Comme bien des gens, elle a été piratée. Et comme bien des gens, elle se bat depuis avec le géant pour retrouver son identité. 

Des coups d’épée dans l’eau

« C’est sans fin », me dit-elle, au bout du fil. Pendant une trentaine de minutes, Carole me détaille comment un ou des pirates ont pris le contrôle de son compte Facebook et se sont mis à communiquer avec son entourage. Ça allait de la conversation banale à des offres de prêts. 

La femme se crée alors un autre compte et se dit qu’avec les signalements qu’elle a faits, Facebook fermera assurément l’ancien. Mais non. Dès que Facebook tente de fermer le compte, les pirates l’ouvrent à nouveau.

Fait à ne pas négliger, Carole Castonguay travaille dans le monde du cinéma et de la télé. Fermer son compte Facebook n’est tout simplement pas une option pour elle. « Beaucoup de mes contrats, je les obtiens en me servant de la plateforme. Aussi, je suis amie avec beaucoup de personnalités connues et, l’une des craintes que j’ai, c’est que l’une d’entre elles se fasse pogner par un pirate. » 

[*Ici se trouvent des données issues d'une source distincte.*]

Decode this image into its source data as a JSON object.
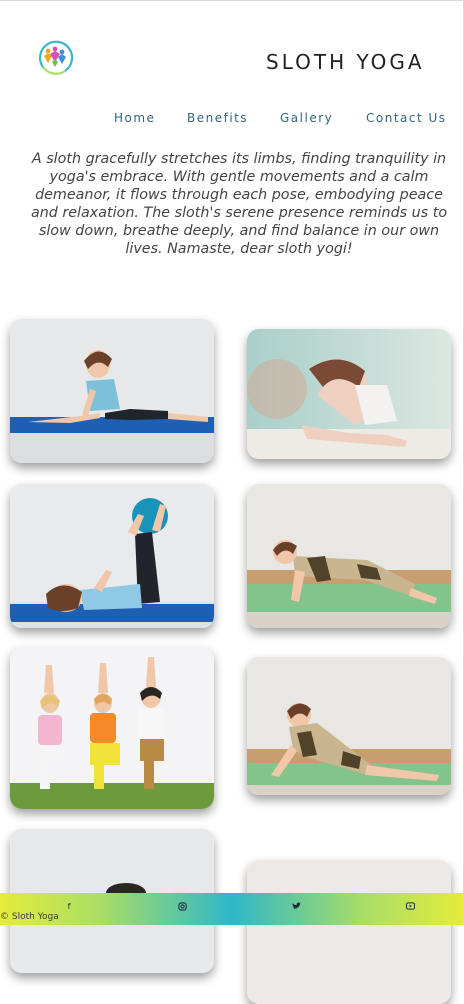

Ce piratage est vécu comme une atteinte à son intégrité, donc, et peut avoir de réel effet sur sa réputation. Quand je lui demande si ça lui cause de l’anxiété, elle reste silencieuse un instant : « Je ne sais pas si ça me rend anxieuse, mais je sais que c’est presque une job à temps plein que d’essayer de faire fermer le faux compte. »

À un moment, Carole est tellement épuisée de recevoir des messages de gens qui se demandent pourquoi un compte Facebook portant son nom leur envoie des messages douteux qu’elle s’est écrit une réponse automatique. « Je faisais un copié-collé que j’envoyais à mes contacts tellement j’en pouvais plus. »

Mais ce qui révolte encore plus madame Castonguay, c’est le laxisme dont semble faire preuve Facebook dans son dossier. Elle ne compte plus les fois où elle a communiqué avec la plateforme et n’a eu pour réponse que des messages robotisés. « Chaque fois, c’était la même histoire, on reprenait le contrôle de mon compte et le manège continuait. » 

Facebook va-t-il prendre ses responsabilités ?

Ce n’est que lorsqu’un collègue a communiqué avec une personne responsable des communications pour Facebook au Québec que les choses ont un peu bougé. Et même là, l’employé en question travaille pour une firme de relations publiques bien connue à Montréal et non pour Facebook. Il a un pouvoir limité. 

La preuve : il n’a pas réussi à faire fermer le compte instantanément. Après une série d’échanges entre notre équipe, madame Castonguay et celui-ci, Facebook a, semble-t-il, allumé. Mais juste à moitié. Ils vont fermer le compte... mais dans 30 jours. Vous savez, au cas où Chantale, ou plutôt le pirate change d’idée ? 

Pas moyen de parler à un humain

Si je raconte l’histoire de madame Castonguay, c’est que je sais qu’elle n’est pas la seule à souffrir du je-m’en-foutisme de la plateforme. C’est quand même du grand n’importe quoi que cette madame-là se batte depuis un an pour qu’on lui redonne son identité. 

Facebook n’est pas une compagnie humaine. La preuve : ce sont des robots qui répondent en anglais que les abus, le vol d’identité et les discours haineux ne contreviennent pas aux standards de leur communauté même quand c’est clairement le cas.